Reform the Fed: Led by a top adviser to former Fed Chair Ben Bernanke, a group of activists released a paper that calls for specific measures to reform the Federal Reserve. Among its most notable proposals is bringing the 12 semi-private regional Fed banks into the government and removing private-sector bankers from their boards of directors. The paper also advocates annual audits by the Government Accountability Office and quarterly detailed monetary policy reports from Fed officials.
"The Fed's structure is simply outdated, and that makes it harder for its decisions to serve the public," one of the authors said.
AIG unloading Lloyd's?: American International Group is in early talks to sell its Lloyd's of London insurance operations to Canada Pension Plan Investment Board, that country's biggest pension fund, which is trying to establish itself as a player in the insurance industry. AIG is looking to focus on core businesses and return more than $25 billion in capital to shareholders.
Betting on the fine print: Two former Goldman Sachs traders have come up with a new play on mortgage bonds that went south after the housing market collapse. They're betting on the outcome of a court case dealing with about $600 million left from an $8.5 billion settlement in which Bank of America agreed to pay mortgage-bond holders five years ago. The two are betting that the fine print in junior-lien bonds they own dictates that the cash from loan recoveries should be distributed to them, not to holders of more senior securities.

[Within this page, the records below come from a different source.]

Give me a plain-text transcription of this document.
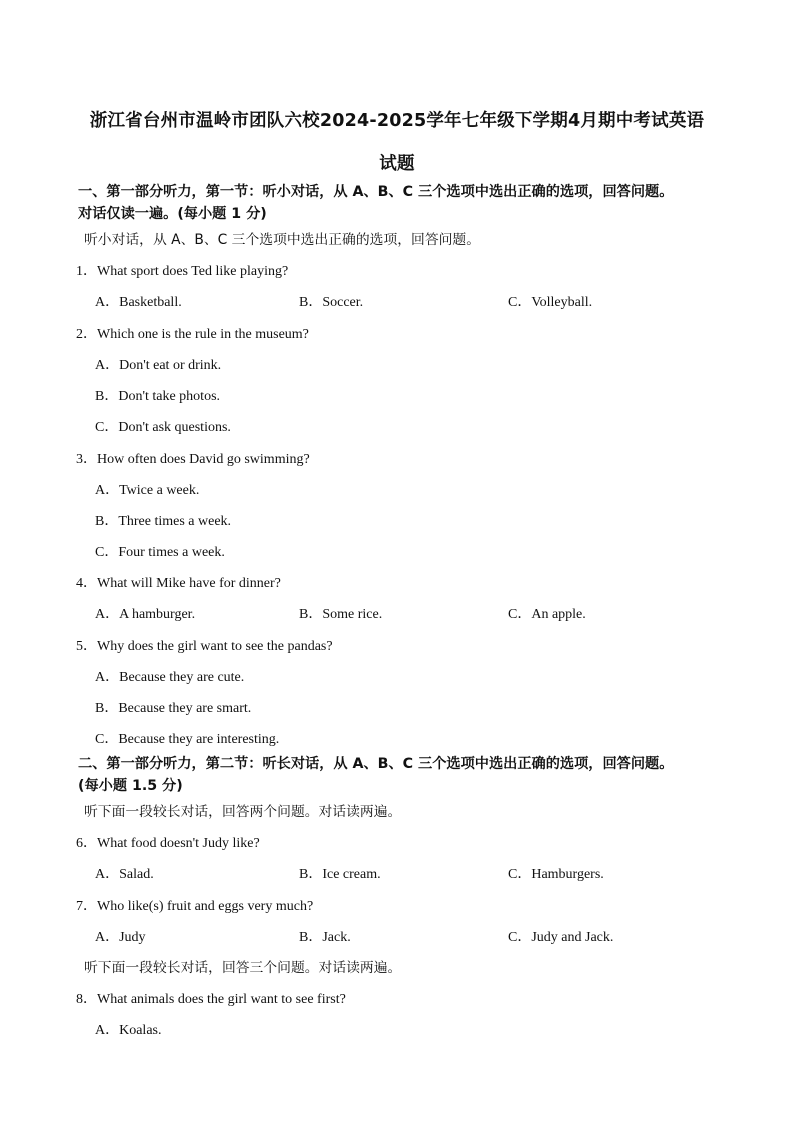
浙江省台州市温岭市团队六校2024-2025学年七年级下学期4月期中考试英语
试题
一、第一部分听力，第一节：听小对话，从 A、B、C 三个选项中选出正确的选项，回答问题。
对话仅读一遍。(每小题 1 分)
听小对话，从 A、B、C 三个选项中选出正确的选项，回答问题。
1．What sport does Ted like playing?
A．Basketball.	B．Soccer.	C．Volleyball.
2．Which one is the rule in the museum?
A．Don't eat or drink.
B．Don't take photos.
C．Don't ask questions.
3．How often does David go swimming?
A．Twice a week.
B．Three times a week.
C．Four times a week.
4．What will Mike have for dinner?
A．A hamburger.	B．Some rice.	C．An apple.
5．Why does the girl want to see the pandas?
A．Because they are cute.
B．Because they are smart.
C．Because they are interesting.
二、第一部分听力，第二节：听长对话，从 A、B、C 三个选项中选出正确的选项，回答问题。
(每小题 1.5 分)
听下面一段较长对话，回答两个问题。对话读两遍。
6．What food doesn't Judy like?
A．Salad.	B．Ice cream.	C．Hamburgers.
7．Who like(s) fruit and eggs very much?
A．Judy	B．Jack.	C．Judy and Jack.
听下面一段较长对话，回答三个问题。对话读两遍。
8．What animals does the girl want to see first?
A．Koalas.
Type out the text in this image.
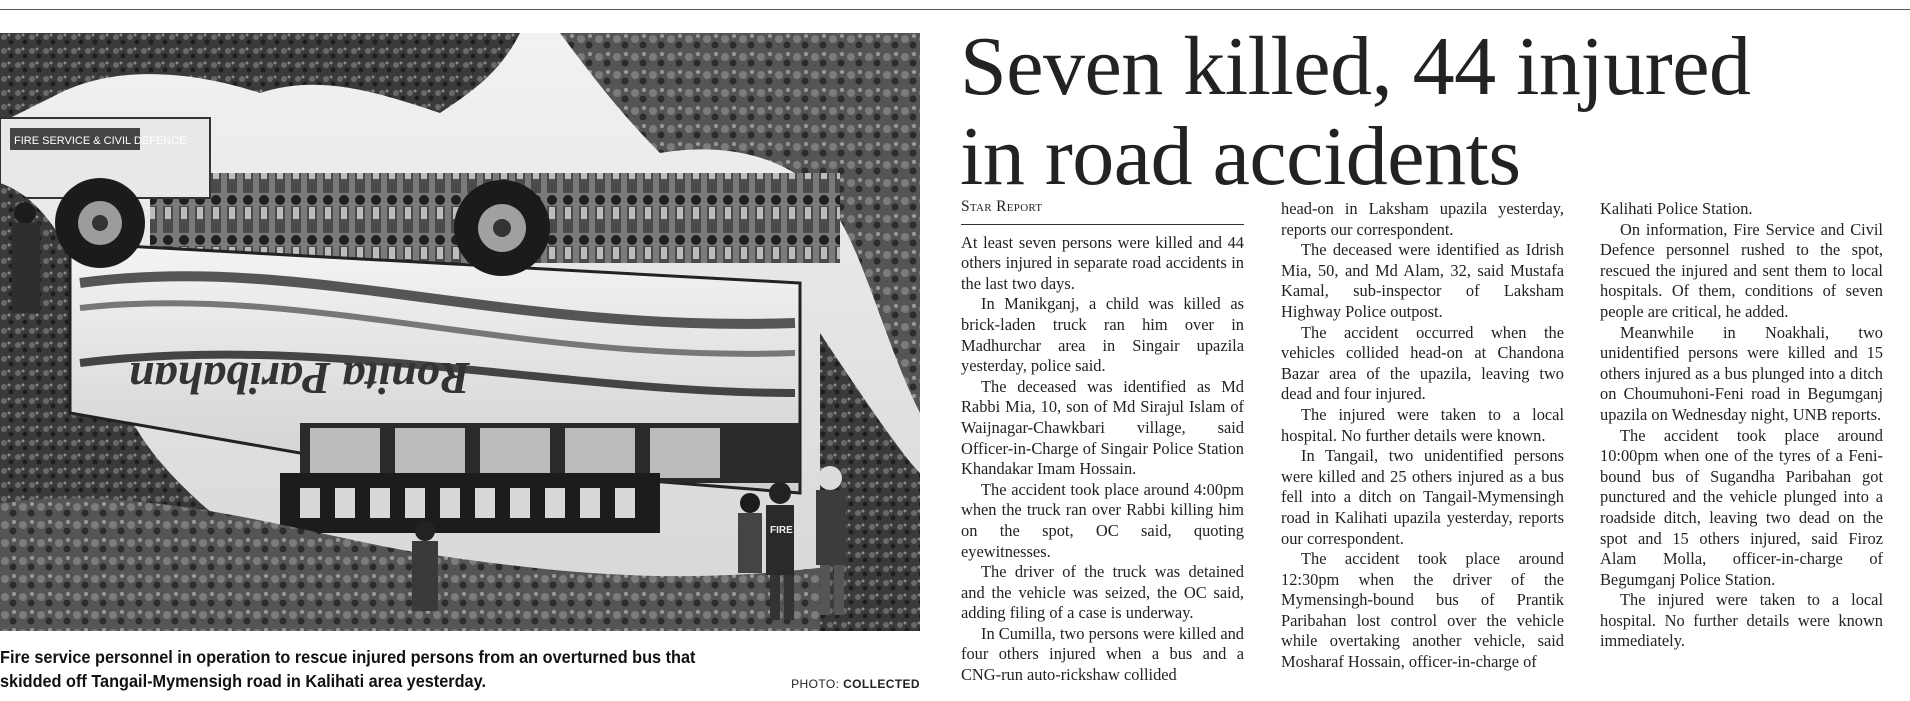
FIRE SERVICE & CIVIL DEFENCE
Ronita Paribahan
FIRE
Fire service personnel in operation to rescue injured persons from an overturned bus that skidded off Tangail-Mymensigh road in Kalihati area yesterday.	PHOTO: COLLECTED
Seven killed, 44 injured
in road accidents
Star Report

At least seven persons were killed and 44 others injured in separate road accidents in the last two days.

In Manikganj, a child was killed as brick-laden truck ran him over in Madhurchar area in Singair upazila yesterday, police said.

The deceased was identified as Md Rabbi Mia, 10, son of Md Sirajul Islam of Waijnagar-Chawkbari village, said Officer-in-Charge of Singair Police Station Khandakar Imam Hossain.

The accident took place around 4:00pm when the truck ran over Rabbi killing him on the spot, OC said, quoting eyewitnesses.

The driver of the truck was detained and the vehicle was seized, the OC said, adding filing of a case is underway.

In Cumilla, two persons were killed and four others injured when a bus and a CNG-run auto-rickshaw collided

head-on in Laksham upazila yesterday, reports our correspondent.

The deceased were identified as Idrish Mia, 50, and Md Alam, 32, said Mustafa Kamal, sub-inspector of Laksham Highway Police outpost.

The accident occurred when the vehicles collided head-on at Chandona Bazar area of the upazila, leaving two dead and four injured.

The injured were taken to a local hospital. No further details were known.

In Tangail, two unidentified persons were killed and 25 others injured as a bus fell into a ditch on Tangail-Mymensingh road in Kalihati upazila yesterday, reports our correspondent.

The accident took place around 12:30pm when the driver of the Mymensingh-bound bus of Prantik Paribahan lost control over the vehicle while overtaking another vehicle, said Mosharaf Hossain, officer-in-charge of

Kalihati Police Station.

On information, Fire Service and Civil Defence personnel rushed to the spot, rescued the injured and sent them to local hospitals. Of them, conditions of seven people are critical, he added.

Meanwhile in Noakhali, two unidentified persons were killed and 15 others injured as a bus plunged into a ditch on Choumuhoni-Feni road in Begumganj upazila on Wednesday night, UNB reports.

The accident took place around 10:00pm when one of the tyres of a Feni-bound bus of Sugandha Paribahan got punctured and the vehicle plunged into a roadside ditch, leaving two dead on the spot and 15 others injured, said Firoz Alam Molla, officer-in-charge of Begumganj Police Station.

The injured were taken to a local hospital. No further details were known immediately.
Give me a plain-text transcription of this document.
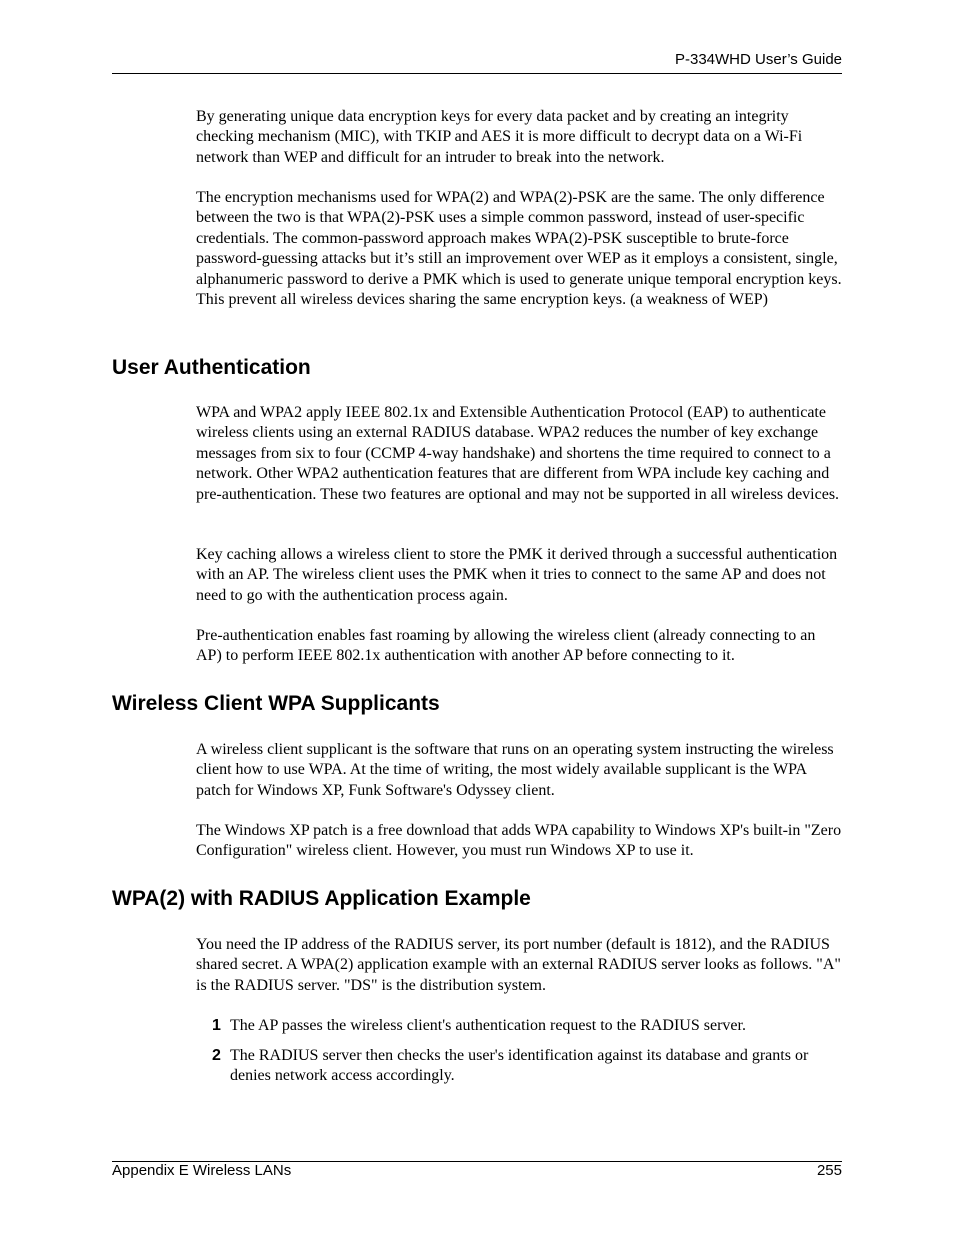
P-334WHD User’s Guide

By generating unique data encryption keys for every data packet and by creating an integrity checking mechanism (MIC), with TKIP and AES it is more difficult to decrypt data on a Wi-Fi network than WEP and difficult for an intruder to break into the network.

The encryption mechanisms used for WPA(2) and WPA(2)-PSK are the same. The only difference between the two is that WPA(2)-PSK uses a simple common password, instead of user-specific credentials. The common-password approach makes WPA(2)-PSK susceptible to brute-force password-guessing attacks but it’s still an improvement over WEP as it employs a consistent, single, alphanumeric password to derive a PMK which is used to generate unique temporal encryption keys. This prevent all wireless devices sharing the same encryption keys. (a weakness of WEP)

User Authentication

WPA and WPA2 apply IEEE 802.1x and Extensible Authentication Protocol (EAP) to authenticate wireless clients using an external RADIUS database. WPA2 reduces the number of key exchange messages from six to four (CCMP 4-way handshake) and shortens the time required to connect to a network. Other WPA2 authentication features that are different from WPA include key caching and pre-authentication. These two features are optional and may not be supported in all wireless devices.

Key caching allows a wireless client to store the PMK it derived through a successful authentication with an AP. The wireless client uses the PMK when it tries to connect to the same AP and does not need to go with the authentication process again.

Pre-authentication enables fast roaming by allowing the wireless client (already connecting to an AP) to perform IEEE 802.1x authentication with another AP before connecting to it.

Wireless Client WPA Supplicants

A wireless client supplicant is the software that runs on an operating system instructing the wireless client how to use WPA. At the time of writing, the most widely available supplicant is the WPA patch for Windows XP, Funk Software's Odyssey client.

The Windows XP patch is a free download that adds WPA capability to Windows XP's built-in "Zero Configuration" wireless client. However, you must run Windows XP to use it.

WPA(2) with RADIUS Application Example

You need the IP address of the RADIUS server, its port number (default is 1812), and the RADIUS shared secret. A WPA(2) application example with an external RADIUS server looks as follows. "A" is the RADIUS server. "DS" is the distribution system.

1 The AP passes the wireless client's authentication request to the RADIUS server.
2 The RADIUS server then checks the user's identification against its database and grants or denies network access accordingly.
Appendix E Wireless LANs	255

Banks embrace blockchain: Four of the world's largest banks — UBS, Deutsche Bank, Santander and BNY Mellon — have joined forces to create a new digital currency using blockchain, the technology behind bitcoin, which they believe will become an industry standard to clear and settle financial transactions. The banks have overcome their skepticism about the technology and now plan to use it to speed up settlements and reduce costs that now amount to as much as $80 billion a year.
"Today trading between banks and institutions is difficult, time-consuming and costly, which is why we all have big back offices," a Santander official said. "This is about streamlining it and making it more efficient."

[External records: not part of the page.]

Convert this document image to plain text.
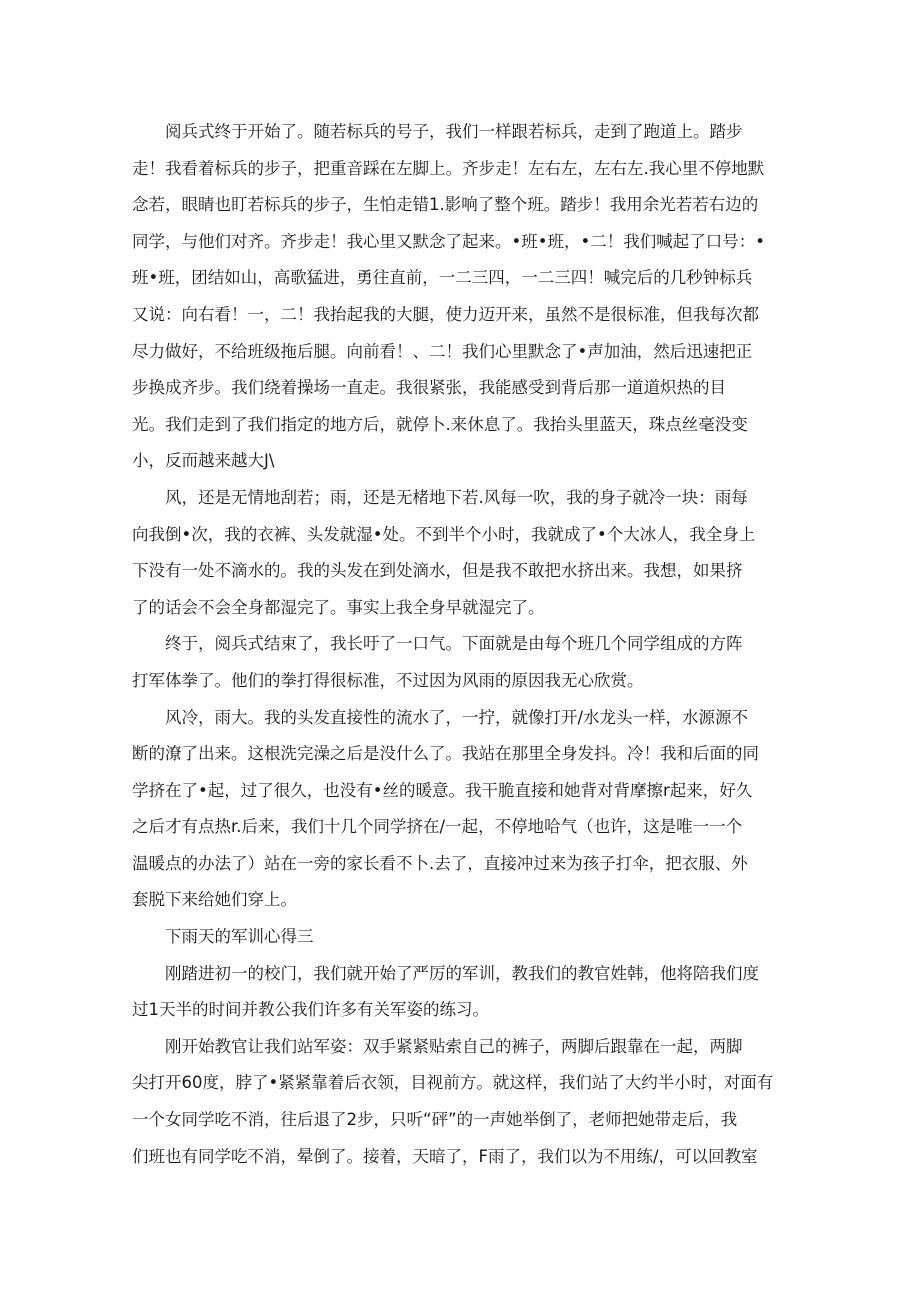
阅兵式终于开始了。随若标兵的号子，我们一样跟若标兵，走到了跑道上。踏步
走！我看着标兵的步子，把重音踩在左脚上。齐步走！左右左，左右左.我心里不停地默
念若，眼睛也盯若标兵的步子，生怕走错1.影响了整个班。踏步！我用余光若若右边的
同学，与他们对齐。齐步走！我心里又默念了起来。•班•班，•二！我们喊起了口号：•
班•班，团结如山，高歌猛进，勇往直前，一二三四，一二三四！喊完后的几秒钟标兵
又说：向右看！一，二！我抬起我的大腿，使力迈开来，虽然不是很标准，但我每次都
尽力做好，不给班级拖后腿。向前看！、二！我们心里默念了•声加油，然后迅速把正
步换成齐步。我们绕着操场一直走。我很紧张，我能感受到背后那一道道炽热的目
光。我们走到了我们指定的地方后，就停卜.来休息了。我抬头里蓝天，珠点丝毫没变
小，反而越来越大J\
风，还是无情地刮若；雨，还是无楮地下若.风每一吹，我的身子就冷一块：雨每
向我倒•次，我的衣裤、头发就湿•处。不到半个小时，我就成了•个大冰人，我全身上
下没有一处不滴水的。我的头发在到处滴水，但是我不敢把水挤出来。我想，如果挤
了的话会不会全身都湿完了。事实上我全身早就湿完了。
终于，阅兵式结束了，我长吁了一口气。下面就是由每个班几个同学组成的方阵
打军体拳了。他们的拳打得很标准，不过因为风雨的原因我无心欣赏。
风冷，雨大。我的头发直接性的流水了，一拧，就像打开/水龙头一样，水源源不
断的潦了出来。这根洗完澡之后是没什么了。我站在那里全身发抖。冷！我和后面的同
学挤在了•起，过了很久，也没有•丝的暖意。我干脆直接和她背对背摩擦r起来，好久
之后才有点热r.后来，我们十几个同学挤在/一起，不停地哈气（也许，这是唯一一个
温暖点的办法了）站在一旁的家长看不卜.去了，直接冲过来为孩子打伞，把衣服、外
套脱下来给她们穿上。
下雨天的军训心得三
刚踏进初一的校门，我们就开始了严厉的军训，教我们的教官姓韩，他将陪我们度
过1天半的时间并教公我们许多有关军姿的练习。
刚开始教官让我们站军姿：双手紧紧贴索自己的裤子，两脚后跟靠在一起，两脚
尖打开60度，脖了•紧紧靠着后衣领，目视前方。就这样，我们站了大约半小时，对面有
一个女同学吃不消，往后退了2步，只听“砰”的一声她举倒了，老师把她带走后，我
们班也有同学吃不消，晕倒了。接着，天暗了，F雨了，我们以为不用练/，可以回教室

Auditors beware: Steven Thomas has become the "go-to guy in the emerging world of auditor liability, wringing settlements out of some of the world's biggest professional services firms." The former Sullivan & Cromwell attorney represents the trustee of Taylor, Bean & Whitaker, the defunct mortgage company that failed after putting up phony assets as collateral for loans. Thomas is suing PwC for $5.5 billion, alleging that it negligently provided six years of clean audits for Colonial Bank, which supplied TBW with most of its credit and later failed itself.

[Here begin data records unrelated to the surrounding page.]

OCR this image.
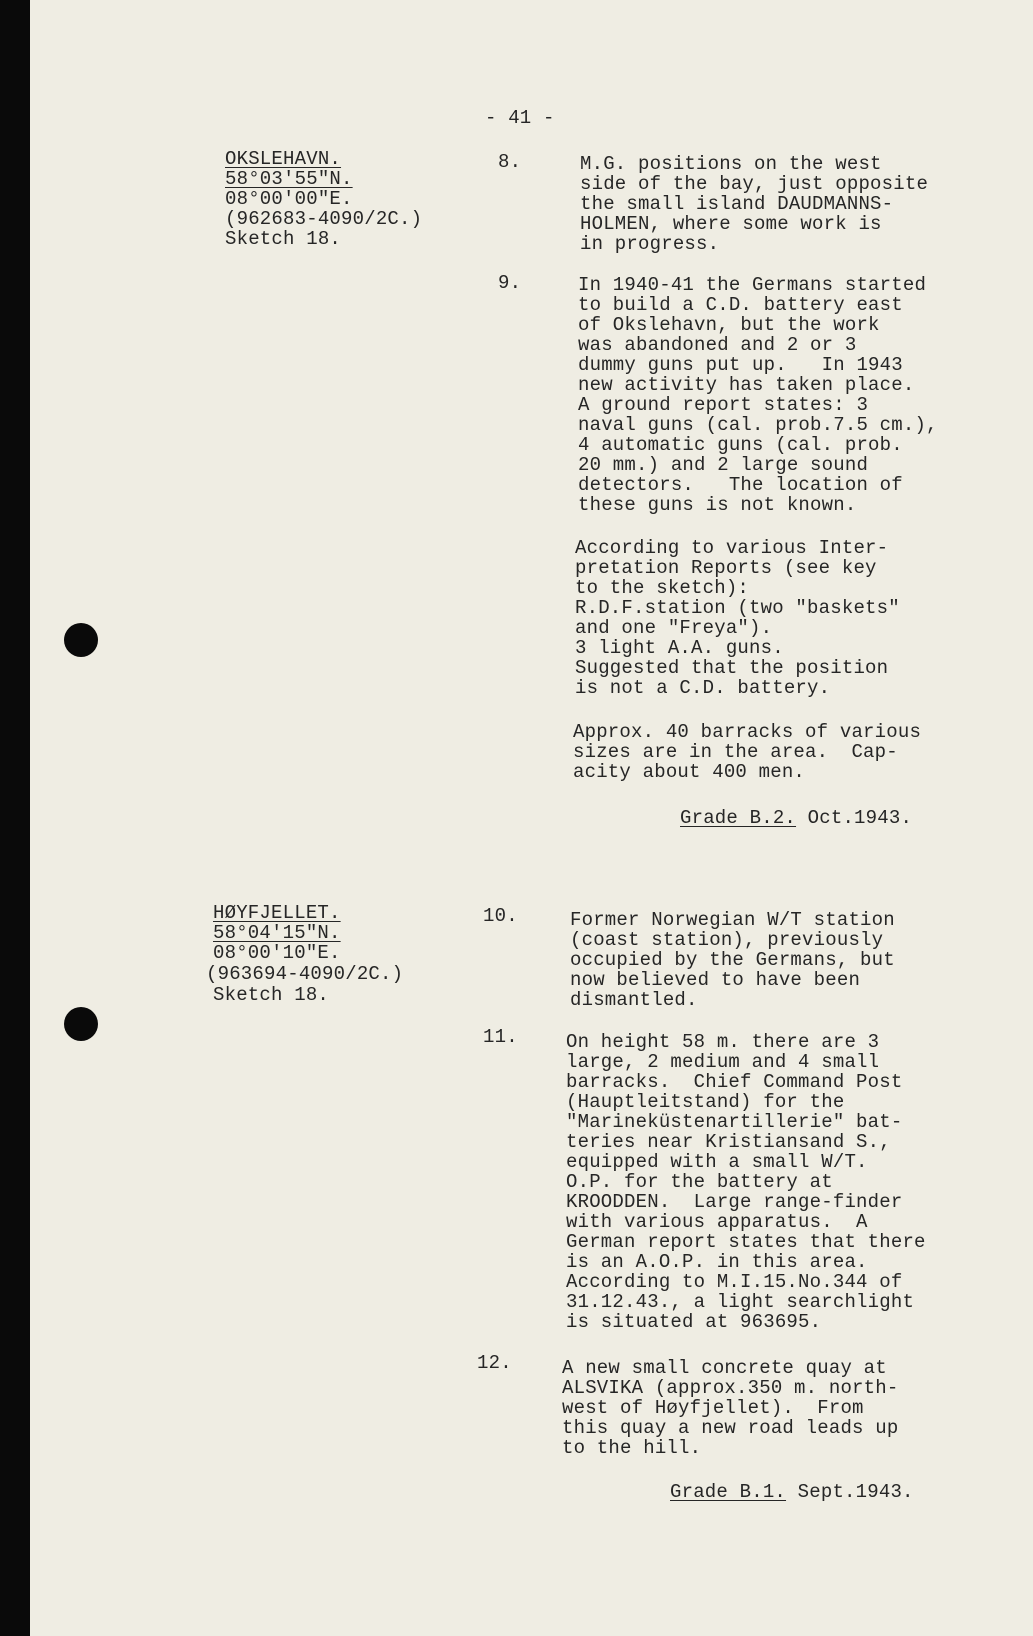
- 41 -
OKSLEHAVN.
58°03'55"N.
08°00'00"E.
(962683-4090/2C.)
Sketch 18.
8.	M.G. positions on the west
side of the bay, just opposite
the small island DAUDMANNS-
HOLMEN, where some work is
in progress.
9.	In 1940-41 the Germans started
to build a C.D. battery east
of Okslehavn, but the work
was abandoned and 2 or 3
dummy guns put up.   In 1943
new activity has taken place.
A ground report states: 3
naval guns (cal. prob.7.5 cm.),
4 automatic guns (cal. prob.
20 mm.) and 2 large sound
detectors.   The location of
these guns is not known.
According to various Inter-
pretation Reports (see key
to the sketch):
R.D.F.station (two "baskets"
and one "Freya").
3 light A.A. guns.
Suggested that the position
is not a C.D. battery.
Approx. 40 barracks of various
sizes are in the area.  Cap-
acity about 400 men.
Grade B.2. Oct.1943.
HØYFJELLET.
58°04'15"N.
08°00'10"E.
(963694-4090/2C.)
Sketch 18.
10.	Former Norwegian W/T station
(coast station), previously
occupied by the Germans, but
now believed to have been
dismantled.
11.	On height 58 m. there are 3
large, 2 medium and 4 small
barracks.  Chief Command Post
(Hauptleitstand) for the
"Marineküstenartillerie" bat-
teries near Kristiansand S.,
equipped with a small W/T.
O.P. for the battery at
KROODDEN.  Large range-finder
with various apparatus.  A
German report states that there
is an A.O.P. in this area.
According to M.I.15.No.344 of
31.12.43., a light searchlight
is situated at 963695.
12.	A new small concrete quay at
ALSVIKA (approx.350 m. north-
west of Høyfjellet).  From
this quay a new road leads up
to the hill.
Grade B.1. Sept.1943.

"This audit system is broken and real people are getting hurt all the time, scandal after scandal after scandal," Thomas says. "We think we're getting real close to making it a different world for auditors."
BMO reports: Bank of Montreal reported better-than-expected third-quarter results despite a 60% jump in credit loss provisions, largely in its oil and gas portfolio. Net income rose about 5% for the quarter ended July31.